During a closed-door meeting with the company in March, the UK Home Office agreed to advocate rolling out facial recognition in high street stores and supermarkets by sending a letter to the country’s privacy watchdog the Information Commissioner’s Office (ICO), a new report from The Guardian has revealed.
During the undisclosed consultation, Facewatch Founder Simon Gordon, policing minister Chris Philp and other Home Office officials discussed “retail crime and the benefits of privately owned facial recognition technology,” according to the meeting minutes obtained by privacy NGO Big Brother Watch.
The NGO argues that the meeting opens questions about government pressure on the independent regulator.
“The Home Office must urgently answer questions about this meeting, which appears to have led officials to lean on the [the Information Commissioner’s Office] in order to favor a firm that sells highly invasive facial recognition technology,” says Big Brother Watch Advocacy Manager Mark Johnson. “Government Ministers should strive to protect human rights, not cozy up to private companies whose products pose serious threats to civil liberties in the UK.”
The news comes amid mounting criticism from civil rights groups and members of the British Parliament against Facewatch and its biometric systems, deployed in nearly 400 high-street shops and supermarkets across the country.
Facewatch’s facial recognition solution, licensed from Amazon and RealNetworks (SAFR), aims to help businesses protect their customers, staff and stock by scanning people’s faces in real-time and sending an alert if a “subject of interest” has entered a store. The technology has found increasing adoption as stores report higher levels of shoplifting and other crime. At the same time, retailers have been complaining that the police are no longer taking retail crime seriously.

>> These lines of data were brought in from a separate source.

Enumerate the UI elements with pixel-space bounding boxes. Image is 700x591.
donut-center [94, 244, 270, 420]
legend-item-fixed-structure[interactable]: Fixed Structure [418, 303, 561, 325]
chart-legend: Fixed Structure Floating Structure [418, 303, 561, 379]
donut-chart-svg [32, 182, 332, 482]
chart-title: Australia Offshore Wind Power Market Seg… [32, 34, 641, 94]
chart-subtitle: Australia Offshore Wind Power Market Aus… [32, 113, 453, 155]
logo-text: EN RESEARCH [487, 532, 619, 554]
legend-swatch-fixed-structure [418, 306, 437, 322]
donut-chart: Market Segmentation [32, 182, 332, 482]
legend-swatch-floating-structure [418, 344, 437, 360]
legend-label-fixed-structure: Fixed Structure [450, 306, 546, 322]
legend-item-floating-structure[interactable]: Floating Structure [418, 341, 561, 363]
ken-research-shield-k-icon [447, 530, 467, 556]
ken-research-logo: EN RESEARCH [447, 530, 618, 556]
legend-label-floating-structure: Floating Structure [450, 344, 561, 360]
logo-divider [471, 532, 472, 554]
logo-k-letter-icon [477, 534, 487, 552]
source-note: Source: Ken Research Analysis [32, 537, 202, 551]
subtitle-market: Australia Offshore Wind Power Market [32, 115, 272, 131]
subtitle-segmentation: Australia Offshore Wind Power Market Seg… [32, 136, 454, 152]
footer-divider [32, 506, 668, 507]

Responding to allegations that the Home Office is lobbying in favor of facial recognition cameras instead of more police work, Facewatch’s Gordon said that businesses had the responsibility to look after employees.
“It’s not the police’s job to look after your staff – you’ve got to take basic precautions,” he told The Guardian.
Gordon also defended Facewatch’s system saying it has few downsides. The images of innocent shoppers are kept on the system for 14 days. With the current accuracy of its camera technology standing at 99.85 percent, misidentification is rare and when they do happen, the implications are “minor,” he says.
In July 2022, Big Brother Watch filed a complaint against the company and food retailer Southern Co-operative to the Information Commissioner’s Office, arguing that supermarkets were adding customers to secret watchlists with no due process.
In March 2023, the regulator concluded that Facewatch’s system was permissible under law. But the Information Commissioner’s Office also found that the company’s policies had breached data protection legislation on eight points, according to documents obtained by the NGO, with Facewatch promising to address the issues.
Since then, the firm has been advertising on its website and social media that the regulator deemed it fully compliant with UK Data Protection law.” This month, however, the Information Commissioner’s Office said that its approval is overstated and requested the company to stop using its logo in promotional material. The firm also deleted the UK DPA compliance statement on its website.
In April, more than 40 Members of the British Parliament signed a letter to the retail conglomerate Frasers Group, which uses systems made by the London-based startup, urging it to abandon technology they call “invasive and discriminatory.”